For the un-persuaded, the report lists some cautions re: risk mitigation that should convince even skeptics. Check these findings: 48 percent of U.S. consumers who are disappointed by a brand’s words or actions on a social issue complain about it, 42 percent walk away from the brand, and 21 percent never return.

Accenture’s timely report lands against a backdrop of news that confirms purpose as a key driver for business today. At last week’s World Economic Forum in Davos, Switzerland, BlackRock CEO Larry Fink’s annual letter to the business community was a big topic.
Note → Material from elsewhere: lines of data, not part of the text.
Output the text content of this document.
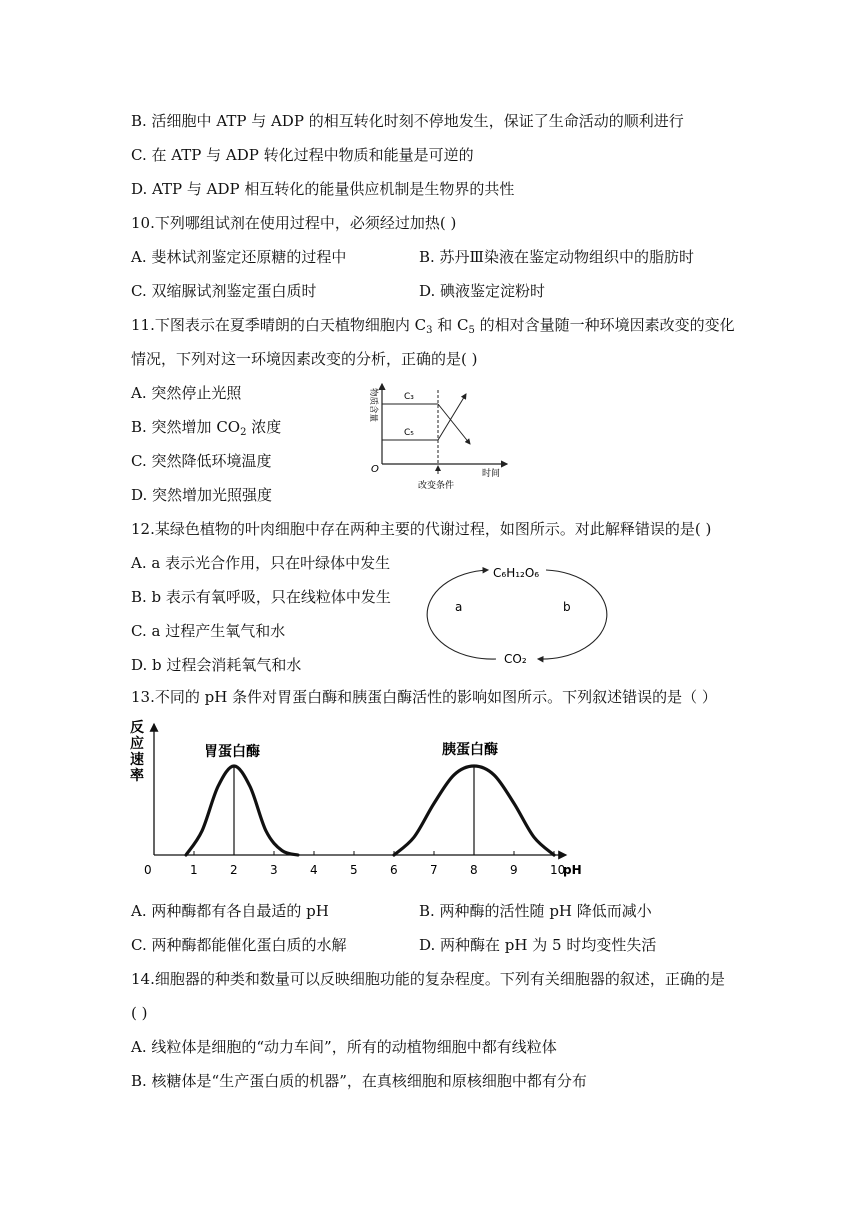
B. 活细胞中 ATP 与 ADP 的相互转化时刻不停地发生，保证了生命活动的顺利进行
C. 在 ATP 与 ADP 转化过程中物质和能量是可逆的
D. ATP 与 ADP 相互转化的能量供应机制是生物界的共性
10.下列哪组试剂在使用过程中，必须经过加热( )
A. 斐林试剂鉴定还原糖的过程中	B. 苏丹Ⅲ染液在鉴定动物组织中的脂肪时
C. 双缩脲试剂鉴定蛋白质时	D. 碘液鉴定淀粉时
11.下图表示在夏季晴朗的白天植物细胞内 $C_3$ 和 $C_5$ 的相对含量随一种环境因素改变的变化
情况，下列对这一环境因素改变的分析，正确的是( )
A. 突然停止光照
B. 突然增加 $CO_2$ 浓度
C. 突然降低环境温度
D. 突然增加光照强度
物质含量	C₃
C₅
O	时间
改变条件
12.某绿色植物的叶肉细胞中存在两种主要的代谢过程，如图所示。对此解释错误的是( )
A. a 表示光合作用，只在叶绿体中发生
B. b 表示有氧呼吸，只在线粒体中发生
C. a 过程产生氧气和水
D. b 过程会消耗氧气和水
C₆H₁₂O₆
CO₂
a	b
13.不同的 pH 条件对胃蛋白酶和胰蛋白酶活性的影响如图所示。下列叙述错误的是（ ）
反应速率
0	1	2	3	4	5	6	7	8	9	10
pH
胃蛋白酶	胰蛋白酶
A. 两种酶都有各自最适的 pH	B. 两种酶的活性随 pH 降低而减小
C. 两种酶都能催化蛋白质的水解	D. 两种酶在 pH 为 5 时均变性失活
14.细胞器的种类和数量可以反映细胞功能的复杂程度。下列有关细胞器的叙述，正确的是
( )
A. 线粒体是细胞的“动力车间”，所有的动植物细胞中都有线粒体
B. 核糖体是“生产蛋白质的机器”，在真核细胞和原核细胞中都有分布
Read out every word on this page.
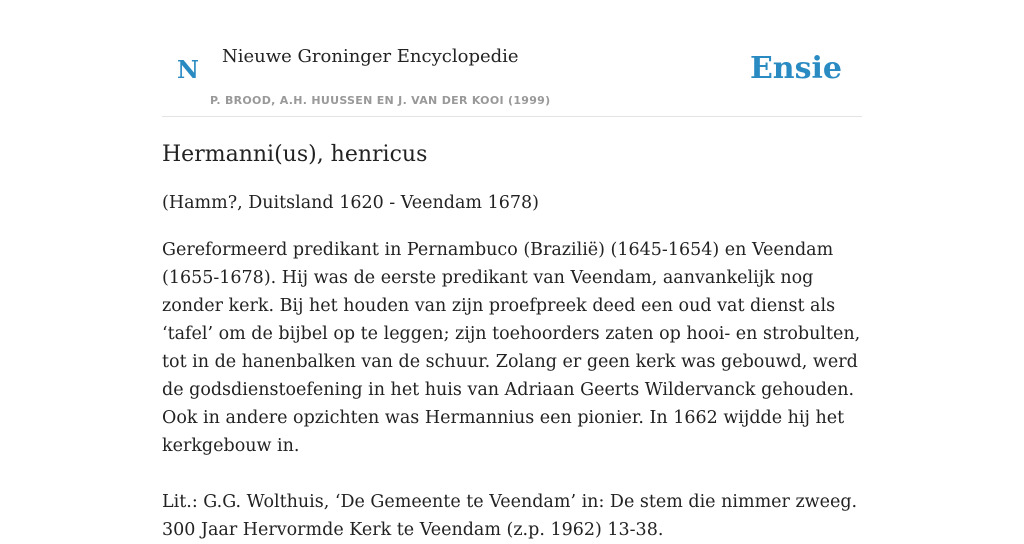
N Nieuwe Groninger Encyclopedie
P. BROOD, A.H. HUUSSEN EN J. VAN DER KOOI (1999)
Ensie
Hermanni(us), henricus

(Hamm?, Duitsland 1620 - Veendam 1678)

Gereformeerd predikant in Pernambuco (Brazilië) (1645-1654) en Veendam (1655-1678). Hij was de eerste predikant van Veendam, aanvankelijk nog zonder kerk. Bij het houden van zijn proefpreek deed een oud vat dienst als ‘tafel’ om de bijbel op te leggen; zijn toehoorders zaten op hooi- en strobulten, tot in de hanenbalken van de schuur. Zolang er geen kerk was gebouwd, werd de godsdienstoefening in het huis van Adriaan Geerts Wildervanck gehouden. Ook in andere opzichten was Hermannius een pionier. In 1662 wijdde hij het kerkgebouw in.

Lit.: G.G. Wolthuis, ‘De Gemeente te Veendam’ in: De stem die nimmer zweeg. 300 Jaar Hervormde Kerk te Veendam (z.p. 1962) 13-38.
The 2019 missive doubled down on last year’s call to companies to serve a social purpose.

“Profits are in no way inconsistent with purpose,” wrote Fink. “Purpose is not the sole pursuit of profits but the animating force for achieving them.... We seek to understand how a company’s purpose informs its strategy and culture to underpin sustainable financial performance.”

“The notion of purpose is not new and is widely held in evolved companies,” Hugh WelshCEO of science-based health and nutrition firm DSM North America, told TriplePundit. At DSM, he said, “Our purpose instructs every aspect of the organization.”

Welsh said he welcomed the optimism of Fink’s letter. “What I found very forward thinking was the idea that corporate leaders should use their considerable financial, social, political and human capital to drive progressive social change on the issues of the day like climate change, inclusion and diversity, and technology issues.”

BlackRock is putting some serious skin in the purpose game by announcing a new fund that expands options for socially responsible investments. The new money-market fund will invest in debt from issuers who have “better than average” environmental practices, reports Reuters. The company also says it will commit five percent of the net revenue from its management fee on the BlackRock Liquid Environmentally Aware Fund to purchase carbon offsets.

With the world’s largest asset manager (overseeing nearly $6 trillion) leading with bets on purpose, other financial entities are beginning to buy into the Brands Taking Stands movement in a big way.

The shift of mainstream investment money into purpose-driven firms is a reaction to the rapid rise in such companies. It’s a sea change in the history of finance and business, and a welcome one.